Global Logistic Properties’ profit plunged 24% to $273.4m
Blame it on forex losses.
Global Logistic Properties Limited’s net profit collapsed to S$273.4 million (US$203 million) in 1QFY17, 24% smaller than S$256.0 million (US$190 million) in the previous corresponding period. This was due to the company’s forex losses and lower revaluation gains.
Despite the profit decline, GLP’s results showed that group revenue for the quarter crept up 9% YoY to S$278.9 million (US$207 million) while core earnings increased 7% YoY to S$196.7 million (US$146 million), fuelled by expansion of overseas operations and fund management in China, Japan and US.
According to GLP, however, lease ratio in China slipped 1ppt to 86% compared to the previous quarter. In Japan, leasing of development projects was strong while the US portfolio performed better with rent growth of 20.7% on renewal leases. Same-property net operating income was up 2.1% and 7.2% in Japan and US respectively.

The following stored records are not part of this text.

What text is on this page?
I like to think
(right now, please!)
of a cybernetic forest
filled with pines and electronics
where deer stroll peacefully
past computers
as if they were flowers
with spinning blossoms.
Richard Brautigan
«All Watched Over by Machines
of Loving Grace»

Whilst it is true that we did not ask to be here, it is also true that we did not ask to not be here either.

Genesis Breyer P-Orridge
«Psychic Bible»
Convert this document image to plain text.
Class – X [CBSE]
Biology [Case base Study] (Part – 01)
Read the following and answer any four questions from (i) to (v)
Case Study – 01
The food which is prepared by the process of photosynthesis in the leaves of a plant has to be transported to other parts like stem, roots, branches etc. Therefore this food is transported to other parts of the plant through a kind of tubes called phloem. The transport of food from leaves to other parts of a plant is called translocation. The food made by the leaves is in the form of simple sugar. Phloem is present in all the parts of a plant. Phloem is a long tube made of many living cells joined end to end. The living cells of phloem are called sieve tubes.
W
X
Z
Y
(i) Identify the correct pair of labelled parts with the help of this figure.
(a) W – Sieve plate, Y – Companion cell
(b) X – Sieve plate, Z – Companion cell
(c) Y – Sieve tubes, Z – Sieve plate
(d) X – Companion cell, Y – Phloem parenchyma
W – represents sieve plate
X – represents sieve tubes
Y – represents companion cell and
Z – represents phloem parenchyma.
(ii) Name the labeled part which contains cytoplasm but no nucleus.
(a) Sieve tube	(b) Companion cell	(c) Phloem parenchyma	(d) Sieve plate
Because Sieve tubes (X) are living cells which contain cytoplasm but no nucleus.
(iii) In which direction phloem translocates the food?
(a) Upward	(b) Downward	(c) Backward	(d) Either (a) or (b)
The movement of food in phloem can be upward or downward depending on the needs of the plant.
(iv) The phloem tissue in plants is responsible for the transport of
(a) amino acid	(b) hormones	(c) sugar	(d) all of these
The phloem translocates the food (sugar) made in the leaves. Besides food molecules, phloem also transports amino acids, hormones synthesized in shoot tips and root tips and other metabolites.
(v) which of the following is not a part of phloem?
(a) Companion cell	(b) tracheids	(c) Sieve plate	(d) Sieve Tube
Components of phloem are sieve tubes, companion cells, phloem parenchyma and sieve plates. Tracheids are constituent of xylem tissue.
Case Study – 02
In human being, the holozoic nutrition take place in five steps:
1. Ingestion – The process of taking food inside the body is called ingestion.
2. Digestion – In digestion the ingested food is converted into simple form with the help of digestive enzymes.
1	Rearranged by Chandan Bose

Amidst nearly flat group performance, GLP CEO Ming Z. Mei believes the company is gaining from long-term structural trends in domestic consumption.
“We will maintain strong investment discipline and focus on markets with high customer demand and limited supply. Demand from institutional investors to partner with GLP remains strong, and we will continue leveraging our fund management platform for strategic expansion,” Mei added.